The resulting probability distributions P(E) of each iteration are shown in 2. Already after the second iteration (online color red), the energy histogram is reasonably flat in both low and high energies, but transition states at intermediate energies are still suppressed. This gap is filled in the third iteration (online color green). This more flat distribution results from a diffusive walk in energy that enhances also the number of observed folding/unfolding transitions by a factor 5 over the number observed in the previous replica exchange molecular dynamics simulation which itself already relied on an optimized temperature distribution.27 In order to maximize the number of folding/unfolding events, we utilize in the fourth iteration the approach of Trebst el al.18 to obtain a final distribution P(E) (online color blue) where transition states are now no longer suppressed but instead enhanced. This last iteration increases further the rate of transitions, raising improvement to a factor of 30. Computational resources (which include time spent for iterating the weights) and transition rates are summarized in Table 2 demonstrating for all our studied systems that multicanonical simulations lead to higher rates of transitions while requiring less resources. This is exemplified for MNK6 in Figure 3.
Table 2.
At the top of that figure we show the time evolution of the potential energy (A) and the number of native contacts NC (B) as observed during 50 ns of a randomly chosen multicanonical trajectory, while the bottom panels display the corresponding time series of potential energy (C) and number of native contacts (D) for the replica with most transitions (i.e. the best case) in the replica exchange molecular dynamics simulation of Ref.17 Because of the small number of transitions we had to choose a interval of double length, i.e. 100 ns. Note that the walk in energy space in the multicanonical simulation does indeed correspond to a walk in configurational space, moving between folded structures (the number NC of native contacts being a large number) and unfolded structure (NC being a small number).

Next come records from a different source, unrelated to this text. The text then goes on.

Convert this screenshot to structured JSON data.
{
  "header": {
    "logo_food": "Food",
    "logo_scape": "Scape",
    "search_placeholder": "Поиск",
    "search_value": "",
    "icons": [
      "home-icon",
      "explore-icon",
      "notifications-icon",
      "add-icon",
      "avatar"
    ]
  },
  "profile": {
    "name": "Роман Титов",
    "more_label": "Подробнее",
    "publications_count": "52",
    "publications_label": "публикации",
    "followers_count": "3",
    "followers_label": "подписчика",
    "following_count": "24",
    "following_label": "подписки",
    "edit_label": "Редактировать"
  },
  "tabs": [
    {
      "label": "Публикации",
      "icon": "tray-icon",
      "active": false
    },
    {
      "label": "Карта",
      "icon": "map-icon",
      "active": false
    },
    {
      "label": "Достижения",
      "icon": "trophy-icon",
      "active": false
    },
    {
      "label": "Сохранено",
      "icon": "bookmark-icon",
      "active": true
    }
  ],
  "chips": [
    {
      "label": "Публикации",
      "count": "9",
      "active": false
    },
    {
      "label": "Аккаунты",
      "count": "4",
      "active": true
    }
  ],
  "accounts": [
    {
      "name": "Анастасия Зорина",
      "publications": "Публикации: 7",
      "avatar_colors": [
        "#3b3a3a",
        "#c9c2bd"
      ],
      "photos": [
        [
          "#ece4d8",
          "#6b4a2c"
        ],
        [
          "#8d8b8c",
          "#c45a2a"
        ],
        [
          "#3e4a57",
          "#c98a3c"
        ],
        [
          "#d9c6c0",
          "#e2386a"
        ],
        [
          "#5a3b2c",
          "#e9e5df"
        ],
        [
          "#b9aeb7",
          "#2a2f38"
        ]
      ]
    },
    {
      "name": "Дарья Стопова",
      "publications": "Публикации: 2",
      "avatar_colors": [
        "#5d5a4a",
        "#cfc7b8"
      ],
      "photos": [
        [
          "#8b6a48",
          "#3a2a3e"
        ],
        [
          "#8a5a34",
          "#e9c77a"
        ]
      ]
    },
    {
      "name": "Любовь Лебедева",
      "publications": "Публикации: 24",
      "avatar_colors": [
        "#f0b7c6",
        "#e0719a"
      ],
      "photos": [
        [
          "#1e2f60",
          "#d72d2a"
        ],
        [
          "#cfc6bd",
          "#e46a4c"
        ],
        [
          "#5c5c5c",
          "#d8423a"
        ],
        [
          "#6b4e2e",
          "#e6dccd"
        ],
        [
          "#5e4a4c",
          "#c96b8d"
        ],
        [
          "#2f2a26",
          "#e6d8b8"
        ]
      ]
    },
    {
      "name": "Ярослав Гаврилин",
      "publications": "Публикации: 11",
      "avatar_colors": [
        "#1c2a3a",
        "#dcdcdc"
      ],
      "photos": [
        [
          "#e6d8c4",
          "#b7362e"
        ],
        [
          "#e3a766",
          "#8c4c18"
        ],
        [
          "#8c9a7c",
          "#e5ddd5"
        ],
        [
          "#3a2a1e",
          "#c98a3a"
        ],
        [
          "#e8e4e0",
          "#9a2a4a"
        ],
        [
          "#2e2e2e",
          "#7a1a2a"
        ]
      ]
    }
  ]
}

The high transition rate in the multicanonical run guarantees that the relative frequencies of folded and unfolded states are correct, i.e. allows one to calculate reliable estimators of their free energy difference. This made us revisit the folding mechanism of MNK6 that we have studied earlier by replica exchange molecular dynamics. In the previous investigation17 we have projected the free-energy landscape of the protein on the normalized number Nt of native contacts as primary reaction coordinate, and the normalized number Ns of native contacts in a given secondary structure element as secondary reaction coordinate. Because of insufficient sampling of transition states we had to approximate the main folding path by a smoothened curve. The increased statistics of the multicanonical simulation allows us now to draw this landscape in a much higher resolution, see Figure 4 which displays the folding landscape of the three β-ladders β23, β13, and β14. The higher statistics of the multicanonical molecular dynamics runs allows us a more detailed analysis of these landscapes, especially in the transition state region defined by us as the range where Nt = 0.2 – 0.56 for the wild type, and Nt = 0.2 – 0.68 for the mutants. These ranges correspond to regions where the frequency of configurations P(Nt) is smaller than 2% after re-weighting, and that clearly exclude folded and completely unfolded configurations.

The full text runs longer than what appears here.